Le numérique permet-il véritablement d'innover dans les pratiques agricoles? Avez-vous quelques exemples à nous citer ?
Oui le numérique permet véritablement d’innover dans les pratiques agricoles. Nous pouvons grâce aux satellites, aux drones aux capteurs embarqués ou posés en terre avoir une connaissance très précise de nos champs. A partir des données que nous fournissent ces outils et grâce aux OAD dont je vous ai parlé précédemment, nous pouvons apporter ce dont les plantes ont besoin au bon moment, au bon endroit et ainsi
optimiser la production tout en réduisant quasiment à zéro les gaspillages et donc la pollution. Il en va de-
même pour les animaux.
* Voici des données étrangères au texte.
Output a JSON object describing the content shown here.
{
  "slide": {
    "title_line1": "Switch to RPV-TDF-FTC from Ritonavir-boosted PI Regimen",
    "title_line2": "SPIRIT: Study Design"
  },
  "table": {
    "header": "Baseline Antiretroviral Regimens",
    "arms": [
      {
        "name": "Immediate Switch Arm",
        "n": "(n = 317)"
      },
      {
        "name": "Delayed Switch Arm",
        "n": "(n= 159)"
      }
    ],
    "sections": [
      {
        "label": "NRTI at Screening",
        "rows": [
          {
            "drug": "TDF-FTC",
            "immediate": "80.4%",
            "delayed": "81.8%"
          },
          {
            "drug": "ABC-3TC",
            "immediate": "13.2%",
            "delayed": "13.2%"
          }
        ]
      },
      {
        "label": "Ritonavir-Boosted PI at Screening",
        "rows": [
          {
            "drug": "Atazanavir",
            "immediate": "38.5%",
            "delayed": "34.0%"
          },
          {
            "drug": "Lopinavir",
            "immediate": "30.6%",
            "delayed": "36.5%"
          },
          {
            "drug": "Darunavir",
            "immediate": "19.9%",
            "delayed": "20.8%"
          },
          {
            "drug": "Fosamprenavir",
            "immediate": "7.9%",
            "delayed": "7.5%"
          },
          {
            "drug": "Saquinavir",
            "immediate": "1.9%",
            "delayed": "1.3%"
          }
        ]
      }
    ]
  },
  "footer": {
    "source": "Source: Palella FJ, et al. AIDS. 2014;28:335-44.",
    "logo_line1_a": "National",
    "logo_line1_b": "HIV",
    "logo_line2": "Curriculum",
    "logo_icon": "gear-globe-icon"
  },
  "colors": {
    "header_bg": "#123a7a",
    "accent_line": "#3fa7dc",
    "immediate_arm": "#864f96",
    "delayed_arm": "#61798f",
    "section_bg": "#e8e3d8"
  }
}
Je développe entre autre cela dans « Agronuméricus : internet est dans le pré ».
Sur la production de viande, pensez-vous que la digitalisation des métiers va contribuer à améliorer la qualité des produits proposés au consommateur ? De quelle manière ?
Trois éléments à ce sujet :
Optimisation de la production : le numérique nous aide dans la surveillance de nos troupeaux aux étapes clés comme ce qui entoure la reproduction (surveillance des chaleurs et des mises-bas), il nous aide également dans le suivi sanitaire et alimentaire par des capteurs surveillant la rumination ou les déplacement des animaux.
Développement de la qualité : Sans entrer dans les détails le suivi préventif diminue considérablement le besoin les besoins d’actes curatifs et donc l’emploi de médicaments comme les antibiotiques.
Contact avec le consommateur : la traçabilité de nos animaux en France est une des meilleure (sinon la meilleure) du monde, il est possible à un consommateur de connaître de quel producteur et même de quel animal viens la viande qu’il consomme. Ce n’est là qu’un début, le digital nous permet beaucoup plus et la transparence sera un gage de qualité.